As reported by Solar Power World, Secretary Granholm and Rep. Susie Lee toured Rosendin Electric’s Townsite Solar Farm in Boulder City, NV in June 2021, where Granholm proclaimed:
‘This solar plant is the perfect example of how we can use the potential in clean energy to create good-paying union jobs that grow the economy, reduce energy bills and address climate change,” said Energy Secretary Jennifer M. Granholm. President Biden’s American Jobs Plan will create millions of clean energy jobs all across the supply chain that will be needed to plan facilities, manufacture materials, install transmission lines and solar panels, and it’s going to help us get our country get to 100% clean electricity by 2035.”
According to the Las Vegas Review Journal:
“Since April, the county has fined Rosendin Electric nearly $220,000 for failing to control dust during construction of a roughly 1,000-acre solar farm off of Interstate 11. In all but one of the eight instances, Rosendin has not contested the fines.
The county says the company is putting its business interests ahead of complying with air-quality standards.

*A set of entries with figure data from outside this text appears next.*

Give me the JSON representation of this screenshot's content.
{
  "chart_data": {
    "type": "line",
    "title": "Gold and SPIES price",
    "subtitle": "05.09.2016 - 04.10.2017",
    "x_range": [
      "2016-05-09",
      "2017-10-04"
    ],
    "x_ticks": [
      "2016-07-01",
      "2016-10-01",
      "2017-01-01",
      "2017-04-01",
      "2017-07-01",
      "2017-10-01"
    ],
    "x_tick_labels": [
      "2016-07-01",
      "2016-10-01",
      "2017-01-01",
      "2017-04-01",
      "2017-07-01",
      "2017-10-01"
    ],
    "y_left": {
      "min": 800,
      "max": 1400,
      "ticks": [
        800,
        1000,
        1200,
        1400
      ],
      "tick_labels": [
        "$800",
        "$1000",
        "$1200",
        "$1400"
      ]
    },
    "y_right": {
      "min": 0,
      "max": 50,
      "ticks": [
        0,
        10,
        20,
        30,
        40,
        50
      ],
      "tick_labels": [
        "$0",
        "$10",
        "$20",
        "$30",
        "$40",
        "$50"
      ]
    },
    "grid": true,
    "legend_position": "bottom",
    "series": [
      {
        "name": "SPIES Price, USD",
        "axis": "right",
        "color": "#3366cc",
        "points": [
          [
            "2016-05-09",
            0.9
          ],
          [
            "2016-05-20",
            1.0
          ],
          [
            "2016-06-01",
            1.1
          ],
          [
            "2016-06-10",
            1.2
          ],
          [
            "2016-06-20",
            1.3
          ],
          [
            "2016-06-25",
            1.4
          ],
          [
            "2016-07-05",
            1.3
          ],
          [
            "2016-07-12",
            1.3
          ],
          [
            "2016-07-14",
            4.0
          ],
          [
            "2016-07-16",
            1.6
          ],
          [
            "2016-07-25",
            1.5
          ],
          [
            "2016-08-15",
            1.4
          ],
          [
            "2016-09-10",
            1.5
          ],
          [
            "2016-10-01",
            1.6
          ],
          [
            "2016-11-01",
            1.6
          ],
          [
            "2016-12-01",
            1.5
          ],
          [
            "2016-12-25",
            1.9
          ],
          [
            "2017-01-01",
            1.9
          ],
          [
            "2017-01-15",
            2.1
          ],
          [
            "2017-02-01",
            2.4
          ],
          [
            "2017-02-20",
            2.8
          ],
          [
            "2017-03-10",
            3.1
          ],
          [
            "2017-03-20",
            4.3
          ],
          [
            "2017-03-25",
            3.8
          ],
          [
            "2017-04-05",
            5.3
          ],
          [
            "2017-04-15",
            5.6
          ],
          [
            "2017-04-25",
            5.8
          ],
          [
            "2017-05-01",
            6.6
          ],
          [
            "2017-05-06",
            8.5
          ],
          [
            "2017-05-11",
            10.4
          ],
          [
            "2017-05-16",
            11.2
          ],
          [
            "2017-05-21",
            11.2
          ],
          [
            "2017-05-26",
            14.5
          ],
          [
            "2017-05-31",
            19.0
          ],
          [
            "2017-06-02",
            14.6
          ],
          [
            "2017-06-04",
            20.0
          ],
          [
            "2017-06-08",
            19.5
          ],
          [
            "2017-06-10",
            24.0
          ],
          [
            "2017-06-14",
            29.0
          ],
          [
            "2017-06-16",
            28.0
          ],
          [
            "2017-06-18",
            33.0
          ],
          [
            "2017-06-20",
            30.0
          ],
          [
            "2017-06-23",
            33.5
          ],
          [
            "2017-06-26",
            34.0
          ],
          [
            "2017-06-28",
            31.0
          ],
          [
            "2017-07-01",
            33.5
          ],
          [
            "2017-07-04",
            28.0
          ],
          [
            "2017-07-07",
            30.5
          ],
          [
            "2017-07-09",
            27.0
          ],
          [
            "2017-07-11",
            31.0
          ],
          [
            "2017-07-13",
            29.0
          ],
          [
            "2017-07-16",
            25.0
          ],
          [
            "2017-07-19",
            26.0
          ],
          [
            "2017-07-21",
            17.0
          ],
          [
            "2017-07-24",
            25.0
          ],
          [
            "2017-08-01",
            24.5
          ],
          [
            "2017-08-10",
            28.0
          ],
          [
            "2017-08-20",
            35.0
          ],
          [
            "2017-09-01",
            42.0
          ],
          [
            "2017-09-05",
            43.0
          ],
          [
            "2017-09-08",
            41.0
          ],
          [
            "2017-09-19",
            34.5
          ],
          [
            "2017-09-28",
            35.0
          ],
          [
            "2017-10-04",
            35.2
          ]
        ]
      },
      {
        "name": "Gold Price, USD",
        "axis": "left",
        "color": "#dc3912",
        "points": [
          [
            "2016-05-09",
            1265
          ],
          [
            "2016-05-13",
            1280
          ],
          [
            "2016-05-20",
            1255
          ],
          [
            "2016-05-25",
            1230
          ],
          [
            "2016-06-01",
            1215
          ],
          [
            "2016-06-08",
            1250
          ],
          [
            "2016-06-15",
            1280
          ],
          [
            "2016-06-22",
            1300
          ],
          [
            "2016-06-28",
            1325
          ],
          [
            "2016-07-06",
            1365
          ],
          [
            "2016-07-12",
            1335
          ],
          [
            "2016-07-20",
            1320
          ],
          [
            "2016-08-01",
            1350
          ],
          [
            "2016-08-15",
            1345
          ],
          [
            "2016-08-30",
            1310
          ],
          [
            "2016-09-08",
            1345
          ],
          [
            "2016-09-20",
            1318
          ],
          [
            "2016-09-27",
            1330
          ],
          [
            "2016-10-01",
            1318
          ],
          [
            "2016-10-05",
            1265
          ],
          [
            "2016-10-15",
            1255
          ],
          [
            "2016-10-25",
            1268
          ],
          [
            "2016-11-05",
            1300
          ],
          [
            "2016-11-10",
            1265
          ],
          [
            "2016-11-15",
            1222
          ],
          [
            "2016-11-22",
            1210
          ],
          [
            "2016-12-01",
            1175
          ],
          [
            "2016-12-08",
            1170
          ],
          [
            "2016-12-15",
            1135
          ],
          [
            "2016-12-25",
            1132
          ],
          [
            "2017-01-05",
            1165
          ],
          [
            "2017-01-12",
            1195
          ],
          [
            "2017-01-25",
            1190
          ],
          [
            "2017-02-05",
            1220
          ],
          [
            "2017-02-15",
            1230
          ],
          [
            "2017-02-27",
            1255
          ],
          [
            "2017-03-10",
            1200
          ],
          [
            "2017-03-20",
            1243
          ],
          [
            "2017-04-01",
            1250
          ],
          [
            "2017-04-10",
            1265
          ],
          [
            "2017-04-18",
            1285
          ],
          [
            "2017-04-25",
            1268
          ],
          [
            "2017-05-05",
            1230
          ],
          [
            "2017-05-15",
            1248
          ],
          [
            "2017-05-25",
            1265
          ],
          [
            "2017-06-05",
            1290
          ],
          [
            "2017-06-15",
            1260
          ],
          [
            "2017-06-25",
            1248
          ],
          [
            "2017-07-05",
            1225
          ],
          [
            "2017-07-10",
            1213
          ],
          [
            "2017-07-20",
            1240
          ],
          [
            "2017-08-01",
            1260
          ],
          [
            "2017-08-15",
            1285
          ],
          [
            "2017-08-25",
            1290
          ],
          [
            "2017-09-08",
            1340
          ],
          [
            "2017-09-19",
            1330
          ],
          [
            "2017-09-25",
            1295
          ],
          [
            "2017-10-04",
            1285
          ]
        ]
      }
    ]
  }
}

‘Well, from our perspective, they responded by continuing to be out of compliance and making business decisions that are based on how quickly they can get the project done, as opposed to implementing the best practices that are required in our air quality regulations,’ said Marci Henson, director of Clark County’s department of environment and sustainability.
Those dust control efforts include keeping the ground wet to prevent dust from blowing away.”
As reported by The Globe:
“Buried within this story is how much water was used in May and June to keep the ground wet and from the looks of the fines, twenty million gallons of water is simply not enough to meet the environmental regulation standards for dust mitigation.
During a July hearing with county regulators, Amy Sue Ambrose, environmental director for Rosendin, said the company was making its best effort to control dust on a challenging site, including spraying more than 20 million gallons of water at the site between early May and the end of June. (emphasis added).“
These green energy policies touted by Segerblom demand higher taxes and penalties for working Nevada families, at a time when Nevadan families are struggling.
Furthermore, these policies require massive water usage for the construction and maintenance of solar farms, the tens of thousands of acres of housing developments cited in Transform Clark County, and the population growth that these developments attract.
Sustainability is a political buzz word, but these policies hardly seem sustainable in times of a historic drought.